Kapur, Jaideep
Primary Appointment
Eugene Meyer III Professor of Neuroscience, Neurology
Education
- MBBS, Medicine, University of Delhi
- PhD, Neuroscience, University of Virginia
- Internship, Internal Medicine, Eastern Virginia School of Medicine
- Residency, Neurology, Medical College of Virginia, Virginia Commonwealth University
- Fellowship, Epilepsy/EEG, University of Michigan
Contact Information
Brain Institute, BOX 80301
UVA-HSC
Charlottesville, VA 22908
Telephone: 4349245312
Email: jk8t@virginia.edu
Website: https://www.kapurlab.com/
Research Disciplines
Biology, Biomedical Engineering, Biophysics, Experimental Pathology, Molecular Pharmacology, Neuroscience, Physiology, Translational Science
Research Interests
Seizures, neuronal excitability and plasticity
Research Description
1) Seizures as brain explorers: A few thousand neurons acting together can generate a seizure, but it travels far from its origin, generating convulsive and dystonic movements, triggering and erasing memories, causing sadness and depression, altering hormonal cycles, and even suppressing breathing. We study these circuits using activity reporter mice and manipulate them using chemogenetic and optogenetic methods.

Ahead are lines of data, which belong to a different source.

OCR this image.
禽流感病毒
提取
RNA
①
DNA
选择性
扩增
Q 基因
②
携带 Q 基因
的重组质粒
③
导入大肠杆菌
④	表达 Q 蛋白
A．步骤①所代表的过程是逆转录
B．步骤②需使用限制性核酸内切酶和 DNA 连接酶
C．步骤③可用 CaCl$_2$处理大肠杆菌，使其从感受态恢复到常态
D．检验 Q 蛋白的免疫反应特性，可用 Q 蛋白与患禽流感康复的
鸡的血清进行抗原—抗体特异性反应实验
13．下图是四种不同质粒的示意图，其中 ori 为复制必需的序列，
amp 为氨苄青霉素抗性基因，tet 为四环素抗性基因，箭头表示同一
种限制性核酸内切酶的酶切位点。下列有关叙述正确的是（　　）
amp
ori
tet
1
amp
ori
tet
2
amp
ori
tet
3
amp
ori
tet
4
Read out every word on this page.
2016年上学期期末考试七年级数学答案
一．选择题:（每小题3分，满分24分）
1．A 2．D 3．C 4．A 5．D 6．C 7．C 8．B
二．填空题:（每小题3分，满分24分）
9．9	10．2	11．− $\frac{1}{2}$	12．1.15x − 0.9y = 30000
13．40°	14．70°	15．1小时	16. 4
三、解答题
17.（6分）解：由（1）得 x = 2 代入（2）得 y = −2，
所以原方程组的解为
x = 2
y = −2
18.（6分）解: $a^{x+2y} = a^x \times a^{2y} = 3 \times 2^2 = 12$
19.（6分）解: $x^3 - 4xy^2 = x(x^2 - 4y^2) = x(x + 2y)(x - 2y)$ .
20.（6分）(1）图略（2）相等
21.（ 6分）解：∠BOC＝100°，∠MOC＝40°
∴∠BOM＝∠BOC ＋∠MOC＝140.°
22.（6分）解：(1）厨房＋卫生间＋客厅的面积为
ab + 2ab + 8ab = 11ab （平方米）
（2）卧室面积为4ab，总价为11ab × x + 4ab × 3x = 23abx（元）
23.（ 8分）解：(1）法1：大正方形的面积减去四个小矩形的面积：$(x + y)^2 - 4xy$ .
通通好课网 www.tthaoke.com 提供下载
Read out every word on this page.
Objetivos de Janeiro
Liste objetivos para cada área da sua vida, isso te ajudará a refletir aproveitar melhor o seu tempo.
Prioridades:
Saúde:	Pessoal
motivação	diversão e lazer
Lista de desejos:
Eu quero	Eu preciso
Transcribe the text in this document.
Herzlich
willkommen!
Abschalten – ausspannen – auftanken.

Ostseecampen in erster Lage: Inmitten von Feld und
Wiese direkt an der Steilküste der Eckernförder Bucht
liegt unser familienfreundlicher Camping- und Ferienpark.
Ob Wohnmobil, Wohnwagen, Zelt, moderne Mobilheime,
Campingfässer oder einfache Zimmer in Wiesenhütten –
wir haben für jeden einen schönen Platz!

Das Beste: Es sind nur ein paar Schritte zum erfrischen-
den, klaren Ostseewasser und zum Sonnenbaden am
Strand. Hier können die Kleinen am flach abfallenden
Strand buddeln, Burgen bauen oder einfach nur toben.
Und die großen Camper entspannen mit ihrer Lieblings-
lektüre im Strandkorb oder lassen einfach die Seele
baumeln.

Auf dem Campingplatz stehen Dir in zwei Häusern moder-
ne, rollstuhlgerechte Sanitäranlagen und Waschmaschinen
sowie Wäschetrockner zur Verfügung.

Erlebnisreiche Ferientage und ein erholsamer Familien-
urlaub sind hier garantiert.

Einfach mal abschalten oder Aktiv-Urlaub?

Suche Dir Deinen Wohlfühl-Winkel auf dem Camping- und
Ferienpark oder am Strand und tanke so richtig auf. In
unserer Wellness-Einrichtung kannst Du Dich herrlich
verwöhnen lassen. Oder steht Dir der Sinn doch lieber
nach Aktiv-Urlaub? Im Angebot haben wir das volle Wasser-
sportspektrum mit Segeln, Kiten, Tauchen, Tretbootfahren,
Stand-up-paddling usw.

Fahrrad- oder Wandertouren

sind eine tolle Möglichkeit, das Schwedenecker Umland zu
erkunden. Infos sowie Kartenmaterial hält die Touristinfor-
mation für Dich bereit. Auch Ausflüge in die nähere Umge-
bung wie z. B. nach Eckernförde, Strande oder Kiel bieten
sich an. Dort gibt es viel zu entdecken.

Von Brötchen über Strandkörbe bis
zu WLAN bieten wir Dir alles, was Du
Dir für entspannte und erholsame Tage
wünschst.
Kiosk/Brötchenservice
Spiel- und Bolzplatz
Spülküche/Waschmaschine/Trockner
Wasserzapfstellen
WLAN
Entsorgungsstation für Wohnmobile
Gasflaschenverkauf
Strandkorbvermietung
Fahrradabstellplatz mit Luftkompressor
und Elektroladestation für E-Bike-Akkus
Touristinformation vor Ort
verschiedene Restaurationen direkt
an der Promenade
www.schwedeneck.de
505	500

2) We recently learned that the brain can sense lactate via a receptor called HCA1 Receptor. Seizures generate a lot of lactate, so we investigated the role of lactate receptors in seizures. Early findings are that the receptor acts to suppress seizures.
3) Most seizures end because the brain has strong inhibitory mechanisms, but they can become self-sustaining, and prolonged to cause death or brain injury, if inhibition breaks down. These seizures, called status epilepticus, represent an extreme form of activity-induced brain plasticity. We found that seizures modulate GABA and AMPA receptor trafficking. These studies prompted interest in clinical trials. We performed an established status epilepticus treatment trial (ESETT), which defines the treatment of status epilepticus when benzodiazepines have failed.